Are Traditional Telepresence Vendors in Trouble?

By Beecher Tuttle, TMCnet Contributor

For years, the face of telepresence has been scripted by the likes Cisco and Polycom (News - Alert), two pioneers of the technology that have the scale and resources necessary to deploy extravagant video conferencing systems at Fortune 1000 companies that can afford them.



However, recent technological advances – and user frustration over the lack of mobility in traditional solutions – has leveled the playing field to a certain degree, letting smaller players gain market share in the telepresence space.

But this is just the beginning, according to FuzeBox CEO Jeff Cavins, who believes Cisco (News - Alert) and Polycom are being "outmaneuvered" by younger, more flexible startups that are poised to disrupt the telepresence market as we know it.

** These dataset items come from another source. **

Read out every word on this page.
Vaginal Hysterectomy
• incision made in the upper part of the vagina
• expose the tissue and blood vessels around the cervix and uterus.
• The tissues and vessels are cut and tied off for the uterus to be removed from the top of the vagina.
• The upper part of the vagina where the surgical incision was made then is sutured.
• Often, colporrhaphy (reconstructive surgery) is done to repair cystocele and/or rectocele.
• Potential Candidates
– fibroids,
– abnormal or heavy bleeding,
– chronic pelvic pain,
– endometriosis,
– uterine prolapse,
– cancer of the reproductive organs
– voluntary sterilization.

In a recent op-ed piece for Forbes, Cavins lays out a number of reasons why established telepresence providers like Cisco and Polycom are in trouble. As the leader of a company that delivers online conferencing and telepresence services, Cavins' words should obviously be taken with a grain of salt, but he still makes a handful of interesting points.

The most obvious disadvantage of traditional telepresence solutions is cost. Top-end solutions often require a six-figure upfront investment at each facility as well as the need to dedicate an entire conference room to a singular purpose.  

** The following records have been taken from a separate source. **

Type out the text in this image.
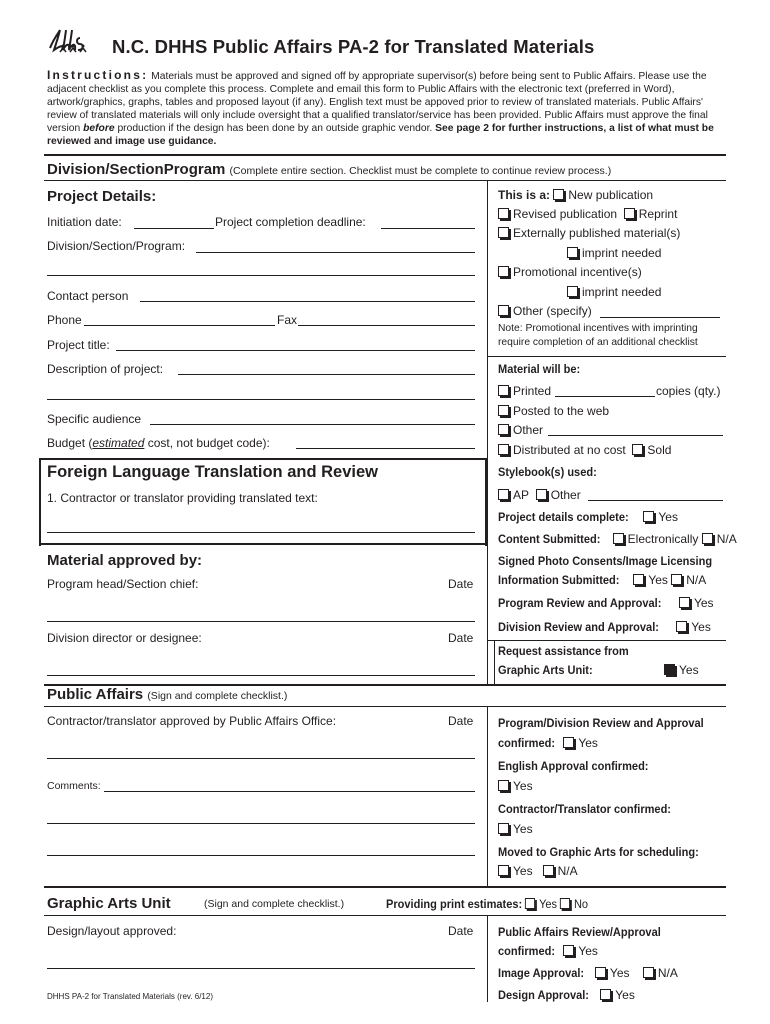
N.C. DHHS Public Affairs PA-2 for Translated Materials
Instructions: Materials must be approved and signed off by appropriate supervisor(s) before being sent to Public Affairs. Please use the adjacent checklist as you complete this process. Complete and email this form to Public Affairs with the electronic text (preferred in Word), artwork/graphics, graphs, tables and proposed layout (if any). English text must be appoved prior to review of translated materials. Public Affairs' review of translated materials will only include oversight that a qualified translator/service has been provided. Public Affairs must approve the final version before production if the design has been done by an outside graphic vendor. See page 2 for further instructions, a list of what must be reviewed and image use guidance.
Division/SectionProgram (Complete entire section. Checklist must be complete to continue review process.)
Project Details:
Initiation date:	Project completion deadline:
Division/Section/Program:
Contact person
Phone	Fax
Project title:
Description of project:
Specific audience
Budget (estimated cost, not budget code):
Foreign Language Translation and Review
1. Contractor or translator providing translated text:
Material approved by:
Program head/Section chief:	Date
Division director or designee:	Date
Public Affairs (Sign and complete checklist.)
Contractor/translator approved by Public Affairs Office:	Date
Comments:
Graphic Arts Unit	(Sign and complete checklist.)	Providing print estimates: Yes No
Design/layout approved:	Date
DHHS PA-2 for Translated Materials (rev. 6/12)
This is a: New publication
Revised publication Reprint
Externally published material(s)
imprint needed
Promotional incentive(s)
imprint needed
Other (specify)
Note: Promotional incentives with imprinting require completion of an additional checklist
Material will be:
Printed	copies (qty.)
Posted to the web
Other
Distributed at no cost Sold
Stylebook(s) used:
AP Other
Project details complete: Yes
Content Submitted: Electronically N/A
Signed Photo Consents/Image Licensing
Information Submitted: Yes N/A
Program Review and Approval:	Yes
Division Review and Approval:	Yes
Request assistance from
Graphic Arts Unit:	Yes
Program/Division Review and Approval
confirmed: Yes
English Approval confirmed:
Yes
Contractor/Translator confirmed:
Yes
Moved to Graphic Arts for scheduling:
Yes N/A
Public Affairs Review/Approval
confirmed: Yes
Image Approval: Yes N/A
Design Approval: Yes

"A similar quality setup using the latest video codecs now costs one-tenth of the price, while maintaining the look and feel of being in the same place as other meeting attendees," Cavins writes.

Another reason for the presumed emergence of smaller telepresence providers is mobility. The influx of tablets and lightweight ultrabooks enables providers to deliver HD video conferencing to the mobile masses, rather than just the rich and stationary. The evolution of next-generation networks has provided yet another boost to newcomers in the telepresence game, who don't need to build dedicated infrastructures to support HD conferencing.

The other advantage for less established players is the emergence of collaboration technologies like real-time sharing, annotation and content viewing apps, which are difficult to incorporate and utilize with traditional telepresence systems.

"New mobile apps and services are making productivity during meetings more about doing actual work than face time – true digital working meetings," Cavins wrote.

And the final advantage? The cloud. No longer do companies need to rely on IT teams to control and manage their software. Cutting-edge hosted technologies allow a service provider to manage telepresence remotely, opening up video conferencing to enterprises and SMBs that don't have the resources or know-how to operate a stand-alone solution.